On a related theme, I tried to do the Flylady babysteps but I have a lot of ambivalence towards what is, essentially, the guide to being a Stepford Wife. I do need to gain control of my home, declutter etc. But at the expense of feeling like a 1950s housewife?

Some thoughts…

When I went to see my GP in June I began with a very rambling and stream of consciousness rant about how I was feeling. I was tearful, I explained, and exhausted. Anxious too – and even when my children did give me a chance to sleep, I was too wound up to drop off. I felt angry, irritable and pretty fed up with my life.

‘The thing is’, I said, ‘I am extremely sleep deprived, my baby has been an inpatient in hospital for a month, he cries all the time, my toddler is very jealous – it’s no surprise I’m feeling rubbish. Maybe it’s not depression after all. Just a reasonable response to circumstances’.

‘Does it matter?’ he replied. ‘Your symptoms exist, regardless of what you want to label it.’

He was right. I had been in this situation before, almost two years to the day, when my first son was 6 months old. I went to the GP, feeling a failure for not dealing with motherhood as well as I should. For not being grateful enough to have a child at all, when so many women struggle with their fertility.
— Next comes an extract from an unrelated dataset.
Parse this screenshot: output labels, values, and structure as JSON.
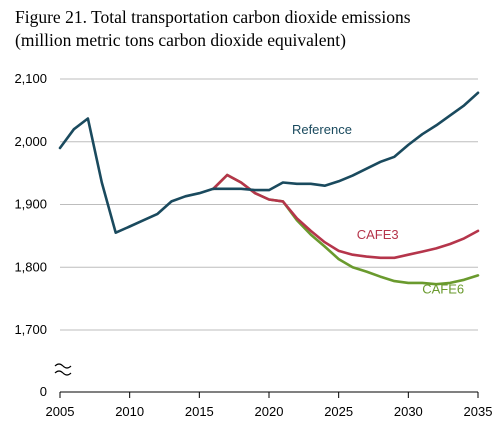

On both occasions I was prescribed the anti-depressant, Sertraline. And both times, after about a week, I began to feel much better, more human. I remember the first time being terrified of what might happen to me. I was afraid I would be unable to feel anything, or turn into someone else.

As it happened, I just ended up feeling strong enough to start looking at my situation and trying to do something about it. I know a lot of people have mixed feelings about medicating PND, or are very anti, but I can safely say that both times I have hugely benefitted. As the doctor said, ‘they won’t change your situation, but they’ll make you a bit more resilient’.

Although the ADs have been fantastic, they are only part of the picture. So much about my feelings is mixed in with other issues: my identity, my child’s health, sleeplessness (of lack of it), work, and the very fact of being a mother in 2011, and what that means for my role in society.

I want to use this blog to explore these different issues, and to see where I can help myself. Some are existential, and can’t be altered (such as the fact of my being a mother) but others may be more practical.

I love solutions, lists, exercises – doing things. That’s why I subtitled this blog ‘doing something about postnatal depression’. Because I want to help myself through it, and hopefully others too.